А.Г.: По жанру она скорее историко-философская. Она была написана до «Социальной природы религии».

И вот он уже в солидном возрасте занялся тематикой общественного мнения. И не просто занялся, а с величайшим успехом.

Когда вы мне задаете вопрос о том, что для меня наиболее значимо в научном наследии Левады, то мне отчасти трудно об этом судить. Как это ни парадоксально, но в последний период я от него был сравнительно далек. Хотя я читал его работы и использовал их, когда занимался проблемами соотношения традиций и инноваций в постсоветском обществе. Для меня труды Левады и его сотрудников имели большое значение, и я их немало цитировал. Мне кажется, что каждый этап его научной работы был по-своему важен и интересен.

Возьмем, например, 50-е и 60-е годы. Сегодня мы можем снобистски посмотреть на все, что тогда делалось, в том числе Левадой и Коном, и сказать: «Ну, что это такое…» Но если посмотреть на это исторически, с позиций того времени, это были очень хорошие труды, очень серьезные. Это был большой вклад в движение научной мысли. Кстати, если сравнить это с аналогичными работами во Франции, которые выходили в то время, те часто были хуже. Мы же знаем только некоторые имена, но мы плохо знаем всю картину. Если вспомнить, что в 60-е-70-е годы Фуко или другие известные французские социологи писали о Дюркгейме, как о «цепном псе империализма», то Левада такого не писал.

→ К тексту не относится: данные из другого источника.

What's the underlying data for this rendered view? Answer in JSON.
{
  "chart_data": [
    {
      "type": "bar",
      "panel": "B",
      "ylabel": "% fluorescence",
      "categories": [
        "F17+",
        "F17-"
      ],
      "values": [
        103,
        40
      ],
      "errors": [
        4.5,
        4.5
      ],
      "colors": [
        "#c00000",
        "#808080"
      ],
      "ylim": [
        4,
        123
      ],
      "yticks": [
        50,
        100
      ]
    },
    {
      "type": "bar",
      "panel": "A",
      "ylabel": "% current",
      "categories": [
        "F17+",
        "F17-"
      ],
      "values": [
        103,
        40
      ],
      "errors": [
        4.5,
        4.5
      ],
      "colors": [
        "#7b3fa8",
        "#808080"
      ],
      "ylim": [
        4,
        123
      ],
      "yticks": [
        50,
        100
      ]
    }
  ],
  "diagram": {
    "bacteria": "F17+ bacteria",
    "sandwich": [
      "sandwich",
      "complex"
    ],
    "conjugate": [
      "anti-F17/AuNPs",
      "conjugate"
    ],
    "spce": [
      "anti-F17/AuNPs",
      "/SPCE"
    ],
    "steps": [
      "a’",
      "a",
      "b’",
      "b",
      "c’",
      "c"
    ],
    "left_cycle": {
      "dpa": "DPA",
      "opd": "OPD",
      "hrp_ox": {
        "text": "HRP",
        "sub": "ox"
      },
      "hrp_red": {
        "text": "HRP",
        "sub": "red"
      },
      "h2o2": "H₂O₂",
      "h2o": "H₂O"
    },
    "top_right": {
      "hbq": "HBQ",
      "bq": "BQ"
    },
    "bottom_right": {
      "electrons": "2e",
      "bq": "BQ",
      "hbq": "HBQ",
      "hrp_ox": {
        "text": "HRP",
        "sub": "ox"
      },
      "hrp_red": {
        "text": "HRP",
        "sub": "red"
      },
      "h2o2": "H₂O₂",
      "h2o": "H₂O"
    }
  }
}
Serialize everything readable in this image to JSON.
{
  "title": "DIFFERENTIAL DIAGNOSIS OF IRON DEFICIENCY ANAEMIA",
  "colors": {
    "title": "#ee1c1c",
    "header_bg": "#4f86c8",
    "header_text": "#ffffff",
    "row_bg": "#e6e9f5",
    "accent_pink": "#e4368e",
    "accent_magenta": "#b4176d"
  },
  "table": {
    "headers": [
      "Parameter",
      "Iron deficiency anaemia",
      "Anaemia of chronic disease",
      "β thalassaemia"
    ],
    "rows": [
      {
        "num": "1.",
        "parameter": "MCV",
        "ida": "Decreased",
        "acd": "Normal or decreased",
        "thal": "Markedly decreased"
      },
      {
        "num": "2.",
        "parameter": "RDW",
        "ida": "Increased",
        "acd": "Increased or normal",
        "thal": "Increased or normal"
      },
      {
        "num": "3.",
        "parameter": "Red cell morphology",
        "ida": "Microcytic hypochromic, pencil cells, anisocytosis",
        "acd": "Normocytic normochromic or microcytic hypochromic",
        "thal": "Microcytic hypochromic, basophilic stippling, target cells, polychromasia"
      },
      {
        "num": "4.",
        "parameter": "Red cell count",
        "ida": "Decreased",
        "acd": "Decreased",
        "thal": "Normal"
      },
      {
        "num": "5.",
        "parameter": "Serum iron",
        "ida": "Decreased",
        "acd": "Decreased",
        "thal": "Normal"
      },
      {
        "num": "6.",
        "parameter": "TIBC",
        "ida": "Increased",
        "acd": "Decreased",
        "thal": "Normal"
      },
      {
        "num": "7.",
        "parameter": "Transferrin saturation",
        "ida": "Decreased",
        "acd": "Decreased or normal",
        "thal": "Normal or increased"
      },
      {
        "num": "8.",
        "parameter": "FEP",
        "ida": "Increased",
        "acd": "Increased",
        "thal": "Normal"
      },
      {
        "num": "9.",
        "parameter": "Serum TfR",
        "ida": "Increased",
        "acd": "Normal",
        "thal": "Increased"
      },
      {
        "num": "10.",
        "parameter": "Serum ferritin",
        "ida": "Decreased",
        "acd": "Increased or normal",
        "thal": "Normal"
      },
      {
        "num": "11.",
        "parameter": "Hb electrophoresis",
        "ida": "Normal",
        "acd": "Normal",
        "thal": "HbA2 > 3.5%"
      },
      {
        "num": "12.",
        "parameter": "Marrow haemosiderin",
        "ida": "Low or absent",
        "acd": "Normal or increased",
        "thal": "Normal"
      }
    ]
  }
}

Л.Б.: Ну, это, наверное, леваки?

А.Г.: Так эти леваки, извините, были ключевыми фигурами. И сейчас они живы, слава Богу. Дай им Бог здоровья, но в молодости они были и троцкистами, и марксистами, и всем, кем хотите. Я это к чему говорю? В то время это было очень здорово. И хорошо, что мы можем их критиковать с позиций сегодняшнего дня. Парадокс состоит в том, что сегодня, к сожалению, бывает регресс по сравнению с теми временами: с точки зрения научной этики, с точки зрения глубины. Сейчас «пиарно-гламурная» такая социология. Прочитал человек пару текстов вполглаза, ни в чем не разобрался – и тут же выплеснул все на «Полит.Ру» или еще в какие-нибудь интернет-издания. Я не хочу никого обижать, но сейчас эпоха «Fast».

Л.Б.: Вы имеете в виду более молодое поколение социологов?

А.Г.: Ну, да. Часто в каждой фразе: и здесь не так, и здесь не так, и там наоборот, а вместе получается полет мысли, легкой и ничем не отягощенной. Поэтому у таких людей, как Левада, можно учиться основательности и, если угодно, медлительности. Мне нравится тенденция медлительности в культуре. Потому что fast food хорош тогда, когда есть что-то основательное. Сейчас этого очень не хватает. Я в прошлом году читал курс и говорил студентам: «Научитесь читать медленно». Это большое искусство. Курсы быстрого чтения сегодня есть, но теперь нужно открывать курсы медленного чтения, как это ни парадоксально.

Так вот. Левада был человеком очень основательным, и пусть без всяких внешних блесток, но это был очень серьезный ученый. Ну, что тут еще сказать? Я уже рассказывал, что он у меня был оппонентом на защите докторской. Я попросил его быть оппонентом, и он согласился, хотя был очень занят.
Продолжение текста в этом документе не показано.